По оценке критиков, русская поэзия второй пол. 40-х гг., по значению и популярности значительно «отставала» от прозы. Здесь немалую роль сыграли не только критики, но также издатели и главные редакторы журналов, которые не могли не учитывать ни «силу обстоятельств» (бурное развитие журналистики и массовой литературы в России), ни интересы читателей, переключившихся на прозу. Редакторы некоторых журналов проводили политику отказа от публикации стихотворений авторов, стремительно теряющих популярность. Эти тенденции спровоцировали появление в России новой культурной прослойки литераторов-поденщиков, зарабатывавших на жизнь исключительно литературным трудом, написанием публицистических статей, рецензий, юмористических миниатюр, фельетонов и рекламных объявлений. В их числе были и очень талантливые поэты, вынужденные работать как наемные журналисты и переводчики, газетные «подрядчики» за относительно небольшую плату. Таким образом перевод иностранной литературы, на который в 40-х гг. был большой спрос, постепенно превращался в рутинный труд, профессионально ориентированную работу по заказу редакторов журнала, часто далекую от истинного творчества. Переводами, все чаще зарубежной прозы, занимались также помощники издателей, перед которыми ставилась задача находить для журнала работоспособных и талантливых молодых людей. Нужно сказать, что Дуров к таким не относился, по всему видно, что он представлял группу поэтов, сохранивших верность идеалам альманашной литературы.

Что касается прозы, написанной и напечатанной С. Дуровым в периодике 1840-х гг., о ней совсем мало известно.
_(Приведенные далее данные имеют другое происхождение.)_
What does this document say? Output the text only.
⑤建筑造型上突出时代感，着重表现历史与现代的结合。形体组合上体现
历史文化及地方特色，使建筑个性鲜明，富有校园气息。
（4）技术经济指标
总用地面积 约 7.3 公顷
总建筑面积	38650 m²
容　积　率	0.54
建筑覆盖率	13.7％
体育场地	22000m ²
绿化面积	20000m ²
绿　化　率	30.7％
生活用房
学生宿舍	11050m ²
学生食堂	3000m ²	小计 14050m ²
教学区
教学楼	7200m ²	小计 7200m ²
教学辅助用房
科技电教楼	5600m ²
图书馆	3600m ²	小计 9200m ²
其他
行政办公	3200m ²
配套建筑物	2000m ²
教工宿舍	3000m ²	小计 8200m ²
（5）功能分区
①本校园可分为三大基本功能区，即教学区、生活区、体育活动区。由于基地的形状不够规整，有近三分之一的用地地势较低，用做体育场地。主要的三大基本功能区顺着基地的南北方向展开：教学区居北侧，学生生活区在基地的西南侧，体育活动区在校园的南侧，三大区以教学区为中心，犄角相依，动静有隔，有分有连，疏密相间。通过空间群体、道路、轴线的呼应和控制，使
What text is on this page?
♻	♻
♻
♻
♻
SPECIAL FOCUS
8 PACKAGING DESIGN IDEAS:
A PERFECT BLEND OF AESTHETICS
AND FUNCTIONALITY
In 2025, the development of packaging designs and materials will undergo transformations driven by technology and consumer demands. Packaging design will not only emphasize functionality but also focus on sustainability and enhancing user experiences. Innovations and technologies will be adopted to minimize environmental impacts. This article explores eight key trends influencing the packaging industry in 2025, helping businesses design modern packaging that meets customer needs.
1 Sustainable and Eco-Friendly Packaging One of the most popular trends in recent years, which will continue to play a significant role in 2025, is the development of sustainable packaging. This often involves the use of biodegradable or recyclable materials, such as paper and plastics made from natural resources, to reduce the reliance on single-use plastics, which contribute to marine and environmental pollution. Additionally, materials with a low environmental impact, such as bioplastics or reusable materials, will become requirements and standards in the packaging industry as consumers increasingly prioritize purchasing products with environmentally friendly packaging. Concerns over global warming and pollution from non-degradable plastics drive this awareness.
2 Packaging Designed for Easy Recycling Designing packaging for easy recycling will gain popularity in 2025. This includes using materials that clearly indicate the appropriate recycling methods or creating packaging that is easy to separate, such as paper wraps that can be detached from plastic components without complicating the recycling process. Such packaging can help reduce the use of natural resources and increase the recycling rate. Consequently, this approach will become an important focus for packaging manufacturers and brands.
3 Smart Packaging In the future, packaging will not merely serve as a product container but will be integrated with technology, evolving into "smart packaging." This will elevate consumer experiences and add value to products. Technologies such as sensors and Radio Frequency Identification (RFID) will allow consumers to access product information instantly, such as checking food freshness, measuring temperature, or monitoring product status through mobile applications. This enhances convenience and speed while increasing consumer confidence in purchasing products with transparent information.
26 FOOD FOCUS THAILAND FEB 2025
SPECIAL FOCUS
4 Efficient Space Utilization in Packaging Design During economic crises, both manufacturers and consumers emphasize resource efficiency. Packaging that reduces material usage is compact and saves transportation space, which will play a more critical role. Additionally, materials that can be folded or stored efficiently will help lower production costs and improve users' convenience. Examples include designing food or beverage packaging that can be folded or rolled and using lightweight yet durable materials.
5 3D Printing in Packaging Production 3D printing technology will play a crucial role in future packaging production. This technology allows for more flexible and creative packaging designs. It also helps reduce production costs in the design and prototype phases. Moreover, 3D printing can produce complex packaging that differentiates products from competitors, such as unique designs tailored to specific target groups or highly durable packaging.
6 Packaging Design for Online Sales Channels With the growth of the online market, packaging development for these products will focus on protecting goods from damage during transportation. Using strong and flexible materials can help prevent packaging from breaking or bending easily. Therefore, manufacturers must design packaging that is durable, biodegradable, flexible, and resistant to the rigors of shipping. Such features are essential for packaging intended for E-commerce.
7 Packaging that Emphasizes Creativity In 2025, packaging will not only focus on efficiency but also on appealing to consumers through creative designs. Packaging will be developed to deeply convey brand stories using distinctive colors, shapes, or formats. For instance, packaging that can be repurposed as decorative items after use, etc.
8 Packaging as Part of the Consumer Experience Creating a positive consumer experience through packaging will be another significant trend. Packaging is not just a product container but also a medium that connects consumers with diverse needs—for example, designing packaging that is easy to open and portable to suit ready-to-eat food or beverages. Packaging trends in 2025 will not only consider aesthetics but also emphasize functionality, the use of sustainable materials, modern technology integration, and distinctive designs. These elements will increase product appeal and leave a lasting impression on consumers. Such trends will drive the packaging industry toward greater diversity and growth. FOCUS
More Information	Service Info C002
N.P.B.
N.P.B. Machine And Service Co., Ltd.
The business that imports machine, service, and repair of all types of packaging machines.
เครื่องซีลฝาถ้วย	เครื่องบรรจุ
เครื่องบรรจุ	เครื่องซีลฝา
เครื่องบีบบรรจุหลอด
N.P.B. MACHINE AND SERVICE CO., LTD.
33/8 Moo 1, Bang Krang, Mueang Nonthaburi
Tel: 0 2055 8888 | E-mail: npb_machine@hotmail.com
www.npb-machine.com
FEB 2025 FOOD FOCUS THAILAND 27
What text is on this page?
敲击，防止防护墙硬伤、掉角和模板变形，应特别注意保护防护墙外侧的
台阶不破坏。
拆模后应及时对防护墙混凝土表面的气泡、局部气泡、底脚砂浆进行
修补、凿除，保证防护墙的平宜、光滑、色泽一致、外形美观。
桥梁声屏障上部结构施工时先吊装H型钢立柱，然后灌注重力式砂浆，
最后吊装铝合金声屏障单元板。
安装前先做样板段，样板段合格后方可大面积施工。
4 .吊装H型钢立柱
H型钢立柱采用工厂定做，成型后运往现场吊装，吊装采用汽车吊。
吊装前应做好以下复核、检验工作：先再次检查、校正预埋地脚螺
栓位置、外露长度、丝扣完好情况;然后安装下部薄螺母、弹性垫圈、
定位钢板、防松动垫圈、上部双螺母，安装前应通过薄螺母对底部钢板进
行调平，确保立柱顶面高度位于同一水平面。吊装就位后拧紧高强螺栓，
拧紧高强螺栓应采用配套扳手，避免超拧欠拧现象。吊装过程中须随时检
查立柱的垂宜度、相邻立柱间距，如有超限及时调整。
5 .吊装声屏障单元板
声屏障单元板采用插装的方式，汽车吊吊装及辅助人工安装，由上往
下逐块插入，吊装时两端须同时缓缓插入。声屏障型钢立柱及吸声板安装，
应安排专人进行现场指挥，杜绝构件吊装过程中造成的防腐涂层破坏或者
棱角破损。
Сочинения, созданные в 40-е гг. и не опубликованные из-за цензурных ограничений, вероятно, навсегда утрачены. Какие–либо сведения о них до нас не дошли, как и о затерявшихся в альманахах ранних анонимных стихах Дурова. Здесь можно рассчитывать только на случай, когда что-то находят в частных или государственных архивах. Из известной прозы Дурова к этому времени относятся повесть «Чужое дитя» и физиологические очерки «Халатник», «Петербургский Ванька», из драматургии – пьеса «Мать и дочь», которые исследователи относят к «натуральной школе» [Щуров 1964: 821]. В другом источнике сообщается о появлении в печати повести «Чужое дитя» (1846), «Романа в записках» (1847), рассказа «Халатник» (1847), «Грустной повести с веселым концом» (1848), повести «Тантал» (1849) и очерков, которые больше нигде не переиздавались и незаслуженно выпали из исследовательского обихода [Поэты-петрашевцы 1957: 144 – 246].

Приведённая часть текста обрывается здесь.